Es cruel apartar de un tirón la ropa de la cama, es cruel abalanzarme sobre ella y besarla en el cuello y en los labios como un poseso. Pero ella me acoge, y abre la boca y mezclamos alientos y jadeos, y echa el libro a un lado y se me ofrece, generosa, imprudente. Es cruel quitarle el camisón y hacerla disfrutar de la suavidad de su piel contra la mía.

—No, no, no. Espera, ponte así. Mira. Yo me echo boca arriba aquí y tú de cara al espejo, mirándote al espejo…

—Pero yo quiero mirarte a ti. Quiero verte la cara.

—Haz lo que te digo, por favor. Dame la espalda. Mírate en el espejo.

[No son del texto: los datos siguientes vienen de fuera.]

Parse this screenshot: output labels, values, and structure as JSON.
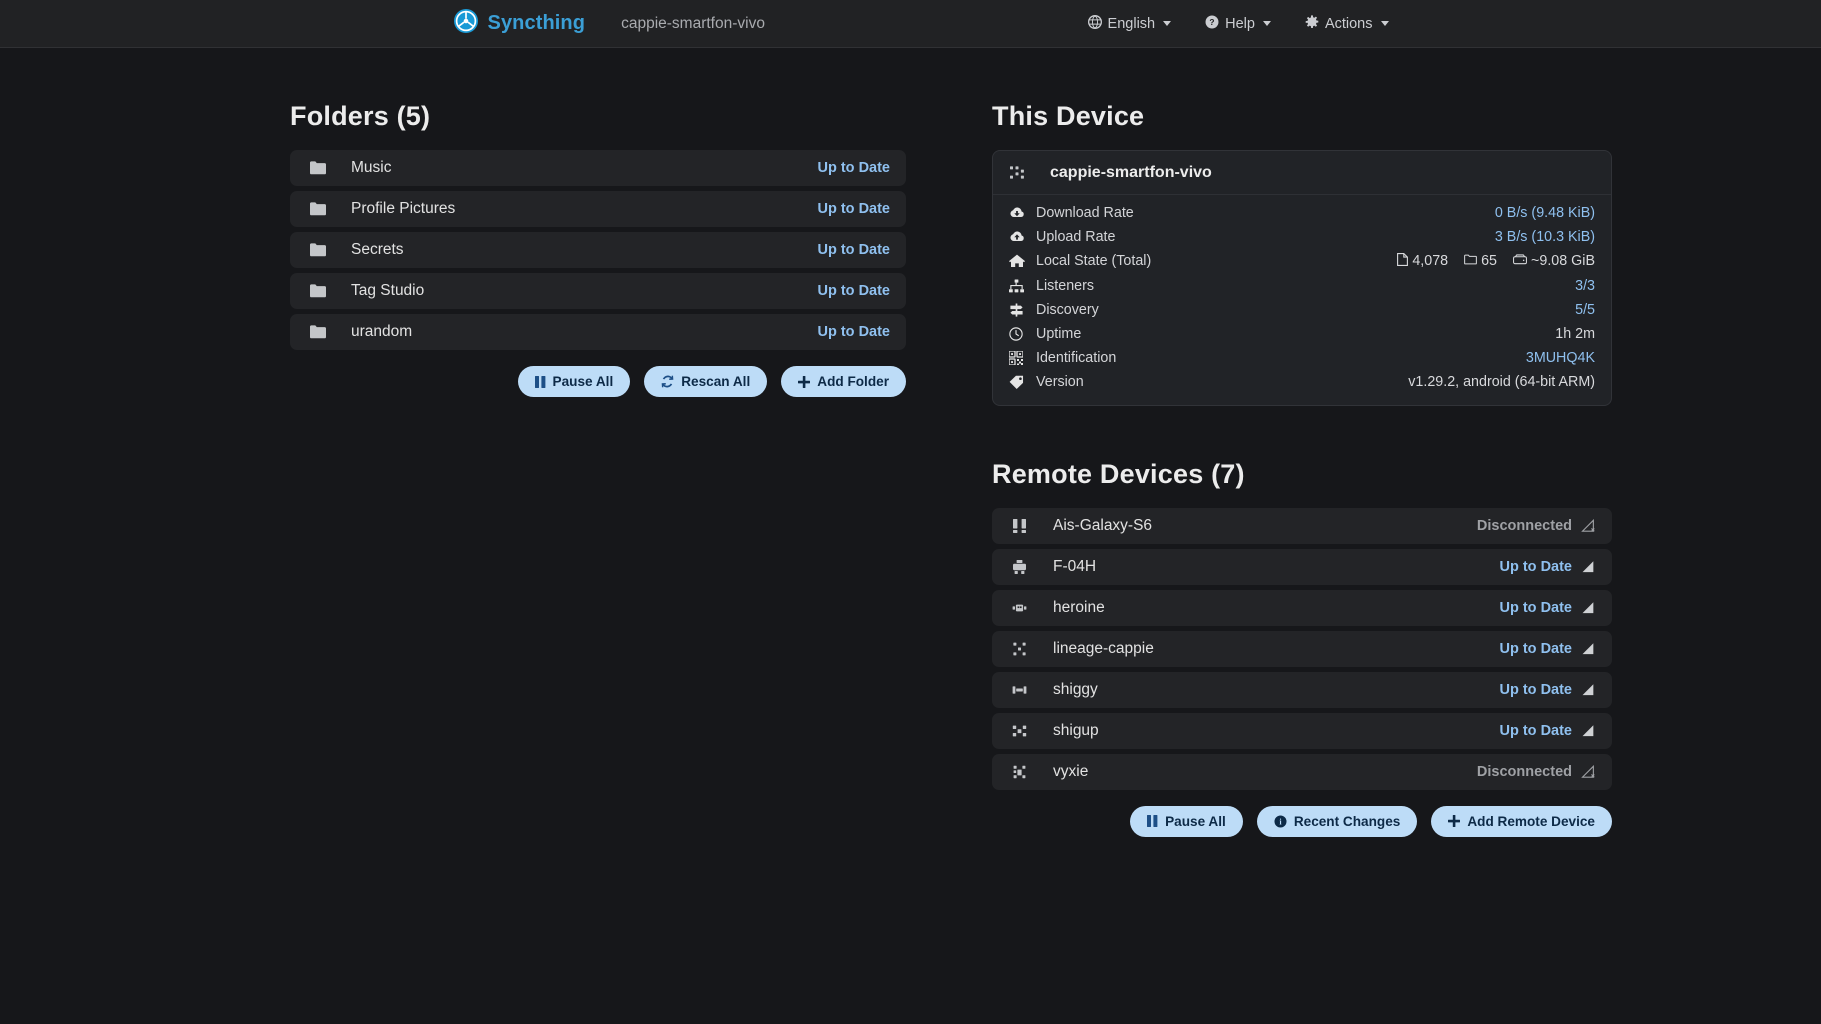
{
  "navbar": {
    "brand": "Syncthing",
    "brand_icon": "syncthing-logo-icon",
    "device_name": "cappie-smartfon-vivo",
    "items": [
      {
        "label": "English",
        "icon": "globe-icon"
      },
      {
        "label": "Help",
        "icon": "question-circle-icon"
      },
      {
        "label": "Actions",
        "icon": "gear-icon"
      }
    ]
  },
  "folders": {
    "title": "Folders (5)",
    "items": [
      {
        "name": "Music",
        "status": "Up to Date",
        "icon": "folder-icon"
      },
      {
        "name": "Profile Pictures",
        "status": "Up to Date",
        "icon": "folder-icon"
      },
      {
        "name": "Secrets",
        "status": "Up to Date",
        "icon": "folder-icon"
      },
      {
        "name": "Tag Studio",
        "status": "Up to Date",
        "icon": "folder-icon"
      },
      {
        "name": "urandom",
        "status": "Up to Date",
        "icon": "folder-icon"
      }
    ],
    "buttons": [
      {
        "label": "Pause All",
        "icon": "pause-icon"
      },
      {
        "label": "Rescan All",
        "icon": "refresh-icon"
      },
      {
        "label": "Add Folder",
        "icon": "plus-icon"
      }
    ]
  },
  "this_device": {
    "title": "This Device",
    "name": "cappie-smartfon-vivo",
    "name_icon": "mobile-device-icon",
    "stats": [
      {
        "key": "Download Rate",
        "value": "0 B/s (9.48 KiB)",
        "icon": "cloud-download-icon",
        "accent": true
      },
      {
        "key": "Upload Rate",
        "value": "3 B/s (10.3 KiB)",
        "icon": "cloud-upload-icon",
        "accent": true
      },
      {
        "key": "Local State (Total)",
        "icon": "home-icon",
        "local_state": true,
        "files": "4,078",
        "folders": "65",
        "size": "~9.08 GiB"
      },
      {
        "key": "Listeners",
        "value": "3/3",
        "icon": "sitemap-icon",
        "accent": true
      },
      {
        "key": "Discovery",
        "value": "5/5",
        "icon": "signpost-icon",
        "accent": true
      },
      {
        "key": "Uptime",
        "value": "1h 2m",
        "icon": "clock-icon",
        "accent": false
      },
      {
        "key": "Identification",
        "value": "3MUHQ4K",
        "icon": "qrcode-icon",
        "accent": true
      },
      {
        "key": "Version",
        "value": "v1.29.2, android (64-bit ARM)",
        "icon": "tag-icon",
        "accent": false
      }
    ]
  },
  "remote_devices": {
    "title": "Remote Devices (7)",
    "items": [
      {
        "name": "Ais-Galaxy-S6",
        "status": "Disconnected",
        "connected": false,
        "icon": "phone-device-icon"
      },
      {
        "name": "F-04H",
        "status": "Up to Date",
        "connected": true,
        "icon": "phone-device-icon"
      },
      {
        "name": "heroine",
        "status": "Up to Date",
        "connected": true,
        "icon": "phone-device-icon"
      },
      {
        "name": "lineage-cappie",
        "status": "Up to Date",
        "connected": true,
        "icon": "phone-device-icon"
      },
      {
        "name": "shiggy",
        "status": "Up to Date",
        "connected": true,
        "icon": "phone-device-icon"
      },
      {
        "name": "shigup",
        "status": "Up to Date",
        "connected": true,
        "icon": "phone-device-icon"
      },
      {
        "name": "vyxie",
        "status": "Disconnected",
        "connected": false,
        "icon": "phone-device-icon"
      }
    ],
    "buttons": [
      {
        "label": "Pause All",
        "icon": "pause-icon"
      },
      {
        "label": "Recent Changes",
        "icon": "info-circle-icon"
      },
      {
        "label": "Add Remote Device",
        "icon": "plus-icon"
      }
    ]
  },
  "colors": {
    "background": "#16171a",
    "surface": "#232427",
    "accent_blue": "#8fc0ef",
    "brand_blue": "#3b9fd6",
    "button_bg": "#bddcf7",
    "button_fg": "#0d2a47",
    "muted_text": "#9fa1a5"
  }
}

Acaríciate los pechos.

Laura descarada, desnuda, pierniabierta, penetrada, disfrutando ante el espejo, y yo a su espalda, lejano, ausente, moviendo la cabeza en un intento grotesco de contemplar el espectáculo, como el señor bajito que, en un desfile, ha tenido la desgracia de ir a parar detrás de otro, mayor que él en estatura y dignidad.

—Pero es que así no te veo. Es como si me estuviera masturbando, yo sola…

Y yo dejo caer la cabeza sobre la almohada y mirando al techo me vacío, me vacío, y me parece, iluso, que ahora ya lo entiendo todo.